I think they’ve done an interesting thing where they’ve embraced these two extremes of representation in the league: the “heartthrob” Skylar Diggins, and then, I guess, the “butch” Brittney Griner, and there’s not really an in-between there.
Yeah, and there’s actually so much overlap between Skylar and Brittney. I think you’re right, I think the WNBA is still searching for a common theme and then how to market that common theme. They said last year that they’ve discovered this common theme where the people who attend WNBA games all think progressively about gender. But when you break that down, like, what does that mean? Obviously, fathers are going to want their daughters to have the same opportunities, but that doesn’t necessarily mean they’re progressive about LGBT issues. So I’m really interested to see what the WNBA’s going to do about finding a common thread in the market and then very smartly pitching and selling to that thread.
In the book you talk about coming out professionally, once you’d pursued and established a career as a sportswriter. Can you talk about those two experiences: coming out in the sportswriting world versus coming out to college basketball team?
I’ve felt totally welcomed in the sportswriting world. I’ve not had any bad experiences from fellow sportswriters and from people I respect in the sportswriting world. I think part of that is I think that when I told people in college, I was coming from a place where I was really insecure and I was struggling with my own confidence and self-worth, and I had all this doubt and a lot of the ways I presented it to people was that it was this thing they were going to have to accept in me and overcome, like it was a negative.

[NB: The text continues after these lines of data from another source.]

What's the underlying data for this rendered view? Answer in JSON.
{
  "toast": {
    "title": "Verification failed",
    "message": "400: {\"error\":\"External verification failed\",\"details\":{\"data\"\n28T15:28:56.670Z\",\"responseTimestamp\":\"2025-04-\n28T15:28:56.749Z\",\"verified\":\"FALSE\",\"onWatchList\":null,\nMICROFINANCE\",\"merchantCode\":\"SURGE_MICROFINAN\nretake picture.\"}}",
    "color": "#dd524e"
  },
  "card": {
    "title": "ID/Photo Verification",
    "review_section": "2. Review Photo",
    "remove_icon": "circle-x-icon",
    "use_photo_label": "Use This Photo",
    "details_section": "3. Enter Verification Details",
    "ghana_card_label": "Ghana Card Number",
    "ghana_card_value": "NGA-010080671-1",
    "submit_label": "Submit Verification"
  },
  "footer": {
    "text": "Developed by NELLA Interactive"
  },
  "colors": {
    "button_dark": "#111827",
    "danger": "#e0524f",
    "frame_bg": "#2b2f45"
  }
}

I think when I made the decision to be very open about who I am in sports media, I was coming from a place of much more confidence, and having grown my self esteem, the way I presented it was just: this is who I am, and I’m happy with it. So a lot of it came with the way I framed it, too.
What made you use the word “Reappearing” in the book’s title?
It was a very conscious choice of language. I really do feel just in the last two or three years that you can finally see all of me. I think for a very long time I struggled to develop friendships and maintain relationships. I could never maintain a casual friendship because I was always afraid of what questions would be asked. I was also very flaky — I’d cancel on dinners because I didn’t know if I’d have to deal with questions like, “who are you seeing these days?” My life has been filled with a lot of half-truths. So once I made the decision to live openly, I felt like I could really connect to people again and break down the walls that were really keeping me from being my best self. It sounds so corny, but it’s true.